Promoting sexual health and pleasure since 1983
I couldn’t live with my blog looking like a shrine to Bret Michaels to the casual passerby. So here I am.
Drunk and stoned-over, grasping at straws.
First off, I can’t wait to see Superbad. You should go see it too. An R rated teen movie that isn’t retarded like America Pie? I’m in. Also, Michael Cera was in Arrested Development and rocked my face off. I’m in. Did I say that already? I’m not even going to look before typing.
Second, I forgot to tell you all that when my mom and I were in SF last week we were walking our cocktails off and saw Good Vibrations across the street. Knowing what it was I ignored its presence. But my mom was all Good Vibrations! What is thaaaat?
It’s a sex shop mom. A world famous sex shop.
A sex shop? We should go in! God bless my mom. Because she was sincere to the core.
Uhhh. OK? … Wait, no. I don’t want to go in there with you.
You mean you would go in there, just not with me?
Yes.
But I’m your mom!
I know!
Oh. Right. But we should still go in there!
The conversation ended when I flat out refused to go in and told her there would be no other way about it so just stop asking. When we passed by she stuck her head in and yelled out to me on the sidewalk, It looks so clean and friendly! It’s like they’re buying shoes in there! My mom is the best tipsy friend a girl could have. It is to be expected from the woman who had me singing along to “Sexual Healing” at six.
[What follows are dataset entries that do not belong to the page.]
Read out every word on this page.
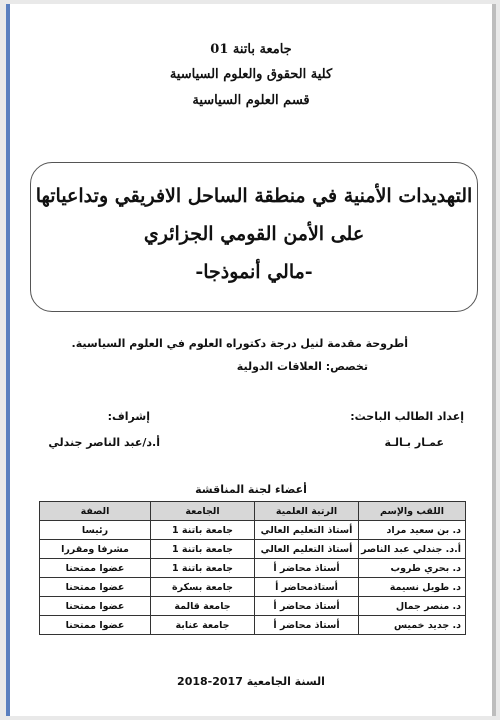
جامعة باتنة 01
كلية الحقوق والعلوم السياسية
قسم العلوم السياسية
التهديدات الأمنية في منطقة الساحل الافريقي وتداعياتها
على الأمن القومي الجزائري
-مالي أنموذجا-
أطروحة مقدمة لنيل درجة دكتوراه العلوم في العلوم السياسية.
تخصص: العلاقات الدولية
إعداد الطالب الباحث:
عمـار بـالـة
إشراف:
أ.د/عبد الناصر جندلي
أعضاء لجنة المناقشة
اللقب والإسم	الرتبة العلمية	الجامعة	الصفة
د. بن سعيد مراد	أستاذ التعليم العالي	جامعة باتنة 1	رئيسا
أ.د. جندلي عبد الناصر	أستاذ التعليم العالي	جامعة باتنة 1	مشرفا ومقررا
د. بحري طروب	أستاذ محاضر أ	جامعة باتنة 1	عضوا ممتحنا
د. طويل نسيمة	أستاذمحاضر أ	جامعة بسكرة	عضوا ممتحنا
د. منصر جمال	أستاذ محاضر أ	جامعة قالمة	عضوا ممتحنا
د. جديد خميس	أستاذ محاضر أ	جامعة عنابة	عضوا ممتحنا
السنة الجامعية 2017-2018
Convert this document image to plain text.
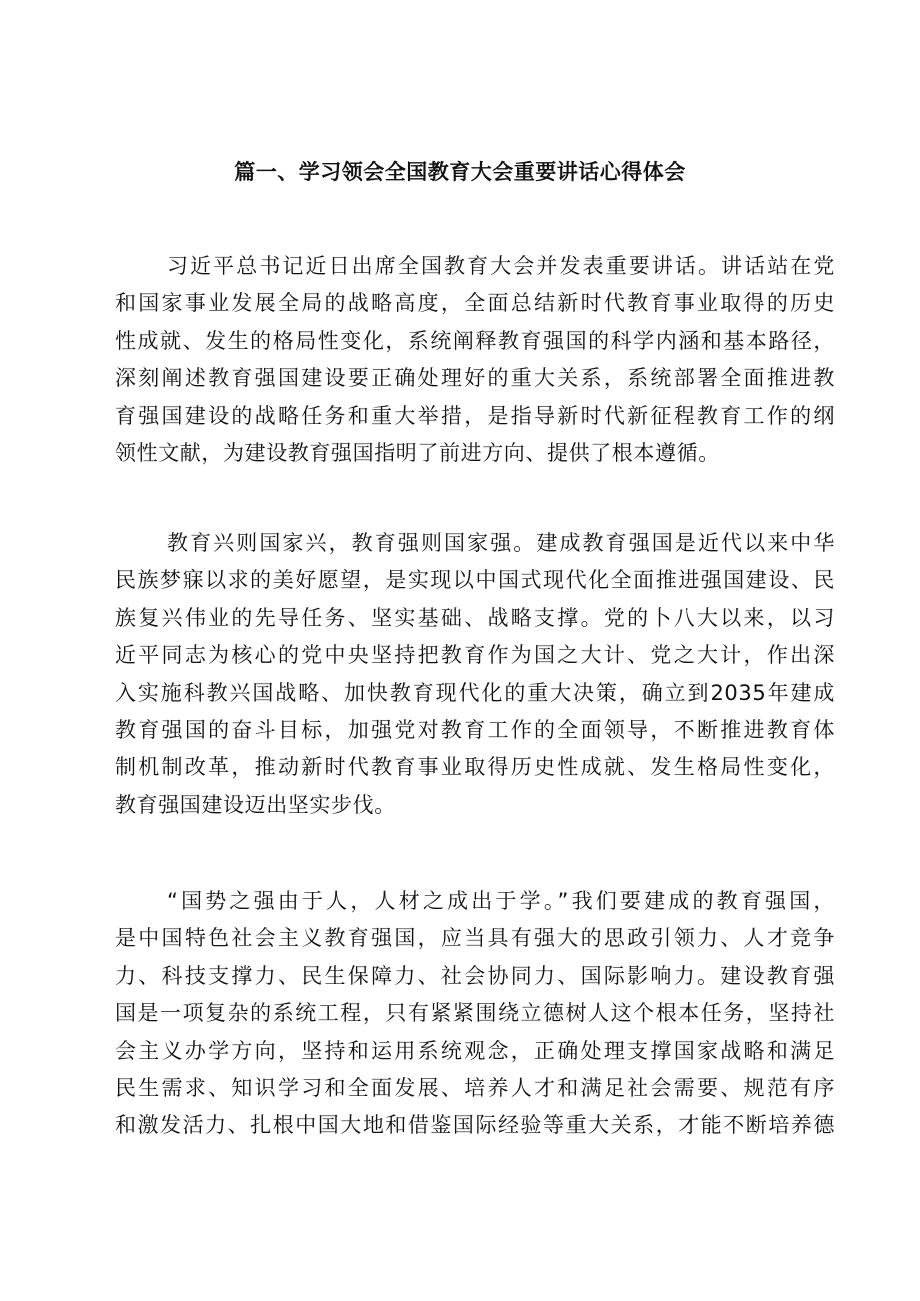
篇一、学习领会全国教育大会重要讲话心得体会
习近平总书记近日出席全国教育大会并发表重要讲话。讲话站在党
和国家事业发展全局的战略高度，全面总结新时代教育事业取得的历史
性成就、发生的格局性变化，系统阐释教育强国的科学内涵和基本路径，
深刻阐述教育强国建设要正确处理好的重大关系，系统部署全面推进教
育强国建设的战略任务和重大举措，是指导新时代新征程教育工作的纲
领性文献，为建设教育强国指明了前进方向、提供了根本遵循。
教育兴则国家兴，教育强则国家强。建成教育强国是近代以来中华
民族梦寐以求的美好愿望，是实现以中国式现代化全面推进强国建设、民
族复兴伟业的先导任务、坚实基础、战略支撑。党的卜八大以来，以习
近平同志为核心的党中央坚持把教育作为国之大计、党之大计，作出深
入实施科教兴国战略、加快教育现代化的重大决策，确立到2035年建成
教育强国的奋斗目标，加强党对教育工作的全面领导，不断推进教育体
制机制改革，推动新时代教育事业取得历史性成就、发生格局性变化，
教育强国建设迈出坚实步伐。
“国势之强由于人，人材之成出于学。”我们要建成的教育强国，
是中国特色社会主义教育强国，应当具有强大的思政引领力、人才竞争
力、科技支撑力、民生保障力、社会协同力、国际影响力。建设教育强
国是一项复杂的系统工程，只有紧紧围绕立德树人这个根本任务，坚持社
会主义办学方向，坚持和运用系统观念，正确处理支撑国家战略和满足
民生需求、知识学习和全面发展、培养人才和满足社会需要、规范有序
和激发活力、扎根中国大地和借鉴国际经验等重大关系，才能不断培养德
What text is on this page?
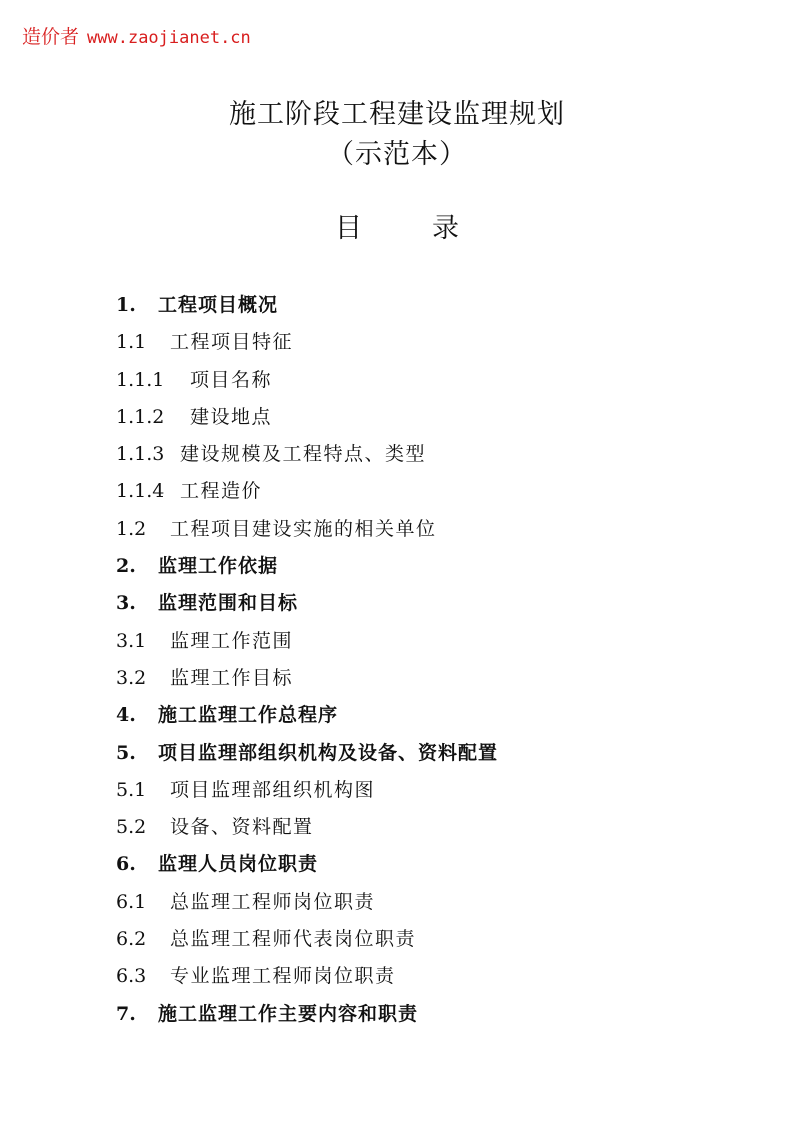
造价者 www.zaojianet.cn
施工阶段工程建设监理规划
（示范本）
目	录
1. 工程项目概况
1.1 工程项目特征
1.1.1 项目名称
1.1.2 建设地点
1.1.3 建设规模及工程特点、类型
1.1.4 工程造价
1.2 工程项目建设实施的相关单位
2. 监理工作依据
3. 监理范围和目标
3.1 监理工作范围
3.2 监理工作目标
4. 施工监理工作总程序
5. 项目监理部组织机构及设备、资料配置
5.1 项目监理部组织机构图
5.2 设备、资料配置
6. 监理人员岗位职责
6.1 总监理工程师岗位职责
6.2 总监理工程师代表岗位职责
6.3 专业监理工程师岗位职责
7. 施工监理工作主要内容和职责
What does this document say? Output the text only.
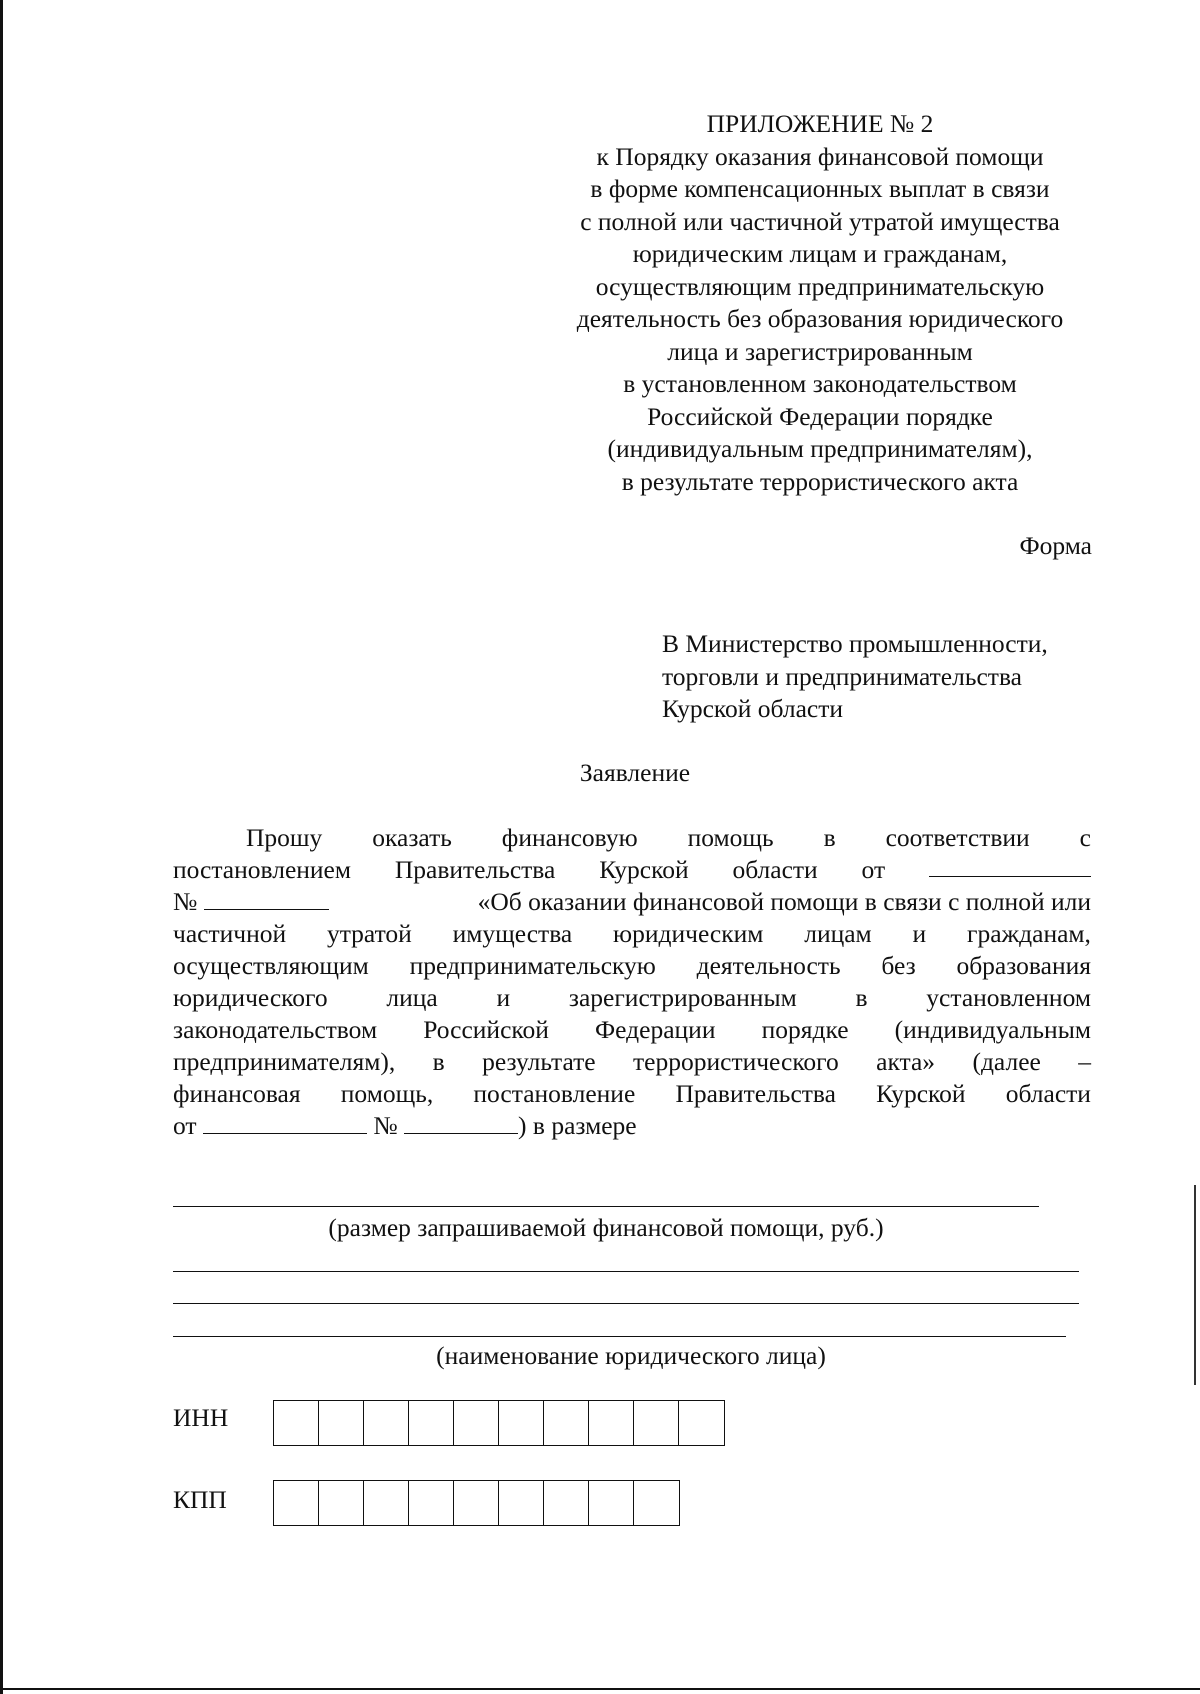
ПРИЛОЖЕНИЕ № 2
к Порядку оказания финансовой помощи
в форме компенсационных выплат в связи
с полной или частичной утратой имущества
юридическим лицам и гражданам,
осуществляющим предпринимательскую
деятельность без образования юридического
лица и зарегистрированным
в установленном законодательством
Российской Федерации порядке
(индивидуальным предпринимателям),
в результате террористического акта
Форма
В Министерство промышленности,
торговли и предпринимательства
Курской области
Заявление
Прошу оказать финансовую помощь в соответствии с
постановлением Правительства Курской области от
№	«Об оказании финансовой помощи в связи с полной или
частичной утратой имущества юридическим лицам и гражданам,
осуществляющим предпринимательскую деятельность без образования
юридического лица и зарегистрированным в установленном
законодательством Российской Федерации порядке (индивидуальным
предпринимателям), в результате террористического акта» (далее –
финансовая помощь, постановление Правительства Курской области
от	№	) в размере
(размер запрашиваемой финансовой помощи, руб.)
(наименование юридического лица)
ИНН
КПП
Third, you know what the best kind of dinner party is? The impromptu kind where a friend calls just as you are about to start cooking and you invite them over. No anticipation, no fretting just hanging out. Love it.
The Millionizer is the verb doer
[tags]Bret Michaels, Good Vibrations, San Francisco, sexual health[/tags]
I agree about the dinner party thing. Unfortunately, my mom spent way too much of my childhood trying to be my best friend, and I spent way too much of my childhood trying to pull away from her, and now we can barely have a conversation.
Also, how the hell did you just do that, the upside-town title thingy? I’m wigging out over that.
Lastly, because you live in SD, I really want to talk to you about this. You nned to me on AIM right this minute.
How do you do that upside-down title thingy? I saw that the other day and had to point it out to my hubby. Was it an accident or something you do?
Thanks! And I would have gone into the sex shop with my mom! It would have been a hoot!
you guys are making me give away my secrets.
brit: i don’t live in SD anymore but my mom does. i’ve put in a call to her because she was at the gay pride parade. i’m still waiting for her call back. i’ll keep you posted. from my past experiences at the sd pride parades and life in general i kinda feel like they should just have a sense of humor. but on the other hand they shouldn’t be forced to participate in anything they don’t want to. i’m gonna read the article and form a real opinion soon.
I *swear* I wasn’t drunk when I typed that last comment!
i *believe* you
why why whyyyyy have i never been drunk with your moms?
good question. let’s make it happen!